Stéphane Bonasera est accusé de « violence par une personne en ivresse manifeste ». A 31 ans, il a un joli curriculum, qu’il doit à un caractère particulièrement impétueux : deux fois pour rébellion, outrage, violence avec arme, délit de fuite, refus d’obtempérer et à nouveau, outrage. Il est chauffeur livreur. Ce 4 juillet 2012, il est dans un camping du Barcarès, il campe dans un tepee, et visiblement ce jour là, il était sur le sentier de la guerre.
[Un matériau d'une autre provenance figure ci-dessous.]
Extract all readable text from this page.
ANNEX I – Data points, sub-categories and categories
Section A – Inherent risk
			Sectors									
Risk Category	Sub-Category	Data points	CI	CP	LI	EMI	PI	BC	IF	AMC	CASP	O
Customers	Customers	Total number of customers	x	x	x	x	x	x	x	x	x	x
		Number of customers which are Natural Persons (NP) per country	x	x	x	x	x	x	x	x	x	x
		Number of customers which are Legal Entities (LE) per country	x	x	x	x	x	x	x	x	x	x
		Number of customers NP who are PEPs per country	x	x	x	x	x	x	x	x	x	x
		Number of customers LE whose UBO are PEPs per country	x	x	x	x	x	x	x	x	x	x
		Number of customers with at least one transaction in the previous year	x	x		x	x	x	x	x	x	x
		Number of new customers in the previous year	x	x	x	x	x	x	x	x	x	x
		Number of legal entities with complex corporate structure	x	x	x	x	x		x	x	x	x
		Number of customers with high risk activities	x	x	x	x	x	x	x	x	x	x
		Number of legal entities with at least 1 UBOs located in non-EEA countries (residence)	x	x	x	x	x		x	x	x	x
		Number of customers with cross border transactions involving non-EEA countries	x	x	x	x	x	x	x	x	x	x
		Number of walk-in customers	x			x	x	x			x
Nous apprendront que c’est une tradition entre campeurs, qui, encore qu’ils ne se connaissent pas, se saluent, ce qui est tout à leur honneur. Mais ce jour-là Bonasera a abusé de l’eau de feu, lorsqu’il est salué pas ce groupe de jeunes visages pâles, pas encore bronzés, il voit rouge et leur tape dessus. Mais, dans son état, il recevra une belle dégelée. Ce qui n’empêche pas ses adversaires de porter plainte. L’affaire se passait entre, 20 et 21 heure et Bonasera avait beaucoup bu. Il est condamné à une amende jour de 6 euros pendant 100 jours. Le président du tribunal lui dit alors, je ne vous explique pas ce qu’est une amende-jour, vu votre casier, ce serait vous faire un affront. Pour le lecteur moins habitué des tribunaux, une amende jour, de 6 euros pour 100 jours, si le prévenu paye 30 euros et ne paye pas le reste, il devra accomplir 95 jours de prison. Chaque jour non payé se transforme en jour de prison ferme.